Westerman heeft verder overeenkomstig de opdracht van het hof een door SCAB vervaardigd overzicht van de wekelijkse afdrachten aan het Tijdspaarfonds in het geding gebracht waaruit blijkt dat Westerman ten behoeve van [geïntimeerde] in 2017 € 4.439,23 in het Tijdspaarfonds heeft gestort. [geïntimeerde] heeft in zijn antwoordakte aangegeven dat in de perioden 8 en 9 te lage bedragen zijn afgestort. Hoe de niet nader aangeduide perioden van [geïntimeerde] zich verhouden tot de weken in het overzicht van SCAB is door [geïntimeerde] niet toegelicht. Wel blijkt uit het overzicht van SCAB dat over de weken 31 tot en met 33 geen afdracht aan het Tijdspaarfonds heeft plaatsgevonden. Het hof zal de vordering van [geïntimeerde] betreffende de afdrachten over die weken alsnog toewijzen, tot een bedrag van € 60,82 aan vakantietoeslag per week, € 49,22 aan tijdspaarfondsdagen per week en € 24,17 aan tijdspaarfonds duurzame inzet per week, een en ander conform eerdere afdrachten per week in 2017, zoals blijkend uit het overzicht van SCAB. Voor zover [geïntimeerde] aanspraak maakt op marginaal hogere bedragen, acht het hof zijn berekening niet inzichtelijk.

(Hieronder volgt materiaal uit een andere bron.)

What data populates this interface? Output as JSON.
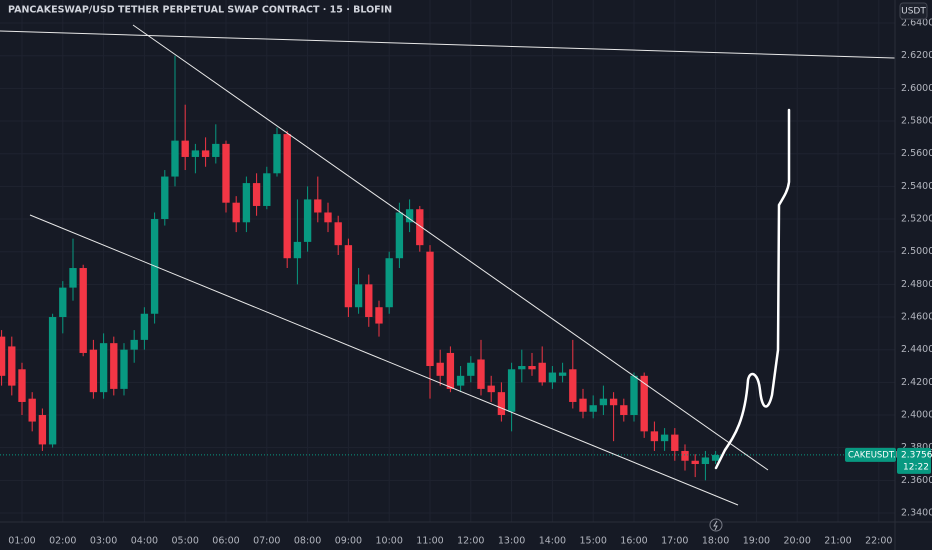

Over drie weken komt het totaal bedrag aan nog te verrichten afdrachten aan het Tijdspaarfonds derhalve neer op € 402,63. Voor zover [geïntimeerde] ook een aanvullende afdracht over week 34 heeft gevorderd, wijst het hof die vordering als onvoldoende onderbouwd af, waarbij het hof betrekt dat [geïntimeerde] over 18,93 uur van zijn vordering geen recht op doorbetaling van loon heeft en daarmee evenmin op afdracht aan het Tijdspaarfonds.
De slotsom
Het hof zal het vonnis waarvan beroep vernietigen behoudens de daarin opgenomen proceskostenveroordeling. en opnieuw rechtdoende, Westerman veroordelen om aan [geïntimeerde] te betalen € 2.115,81 aan achterstallig loon over de betreffende weken in 2017. Het hof ziet aanleiding om de wettelijke verhoging te beperken tot 10% van het achterstallige loon, te vermeerderen met de wettelijke rente over loon en verhoging vanaf 15 september 2017 tot aan de dag der algehele betaling. Het hof zal daarnaast Westerman veroordelen tot afdracht aan het Tijdspaarfonds van een achterstallig bedrag van € 402,63. Verder dient Westerman een deugdelijke bruto-netto specificatie aan [geïntimeerde] te verstrekken. Het hof zal Westerman, als de in overwegende mate in het ongelijk te stellen partij, in de kosten van deze procedure veroordelen, aan de zijde van [geïntimeerde] begroot op € 318,- aan griffierecht en op € 1.897,50 voor salaris overeenkomstig het liquidatietarief (2,5 punt naar tarief I).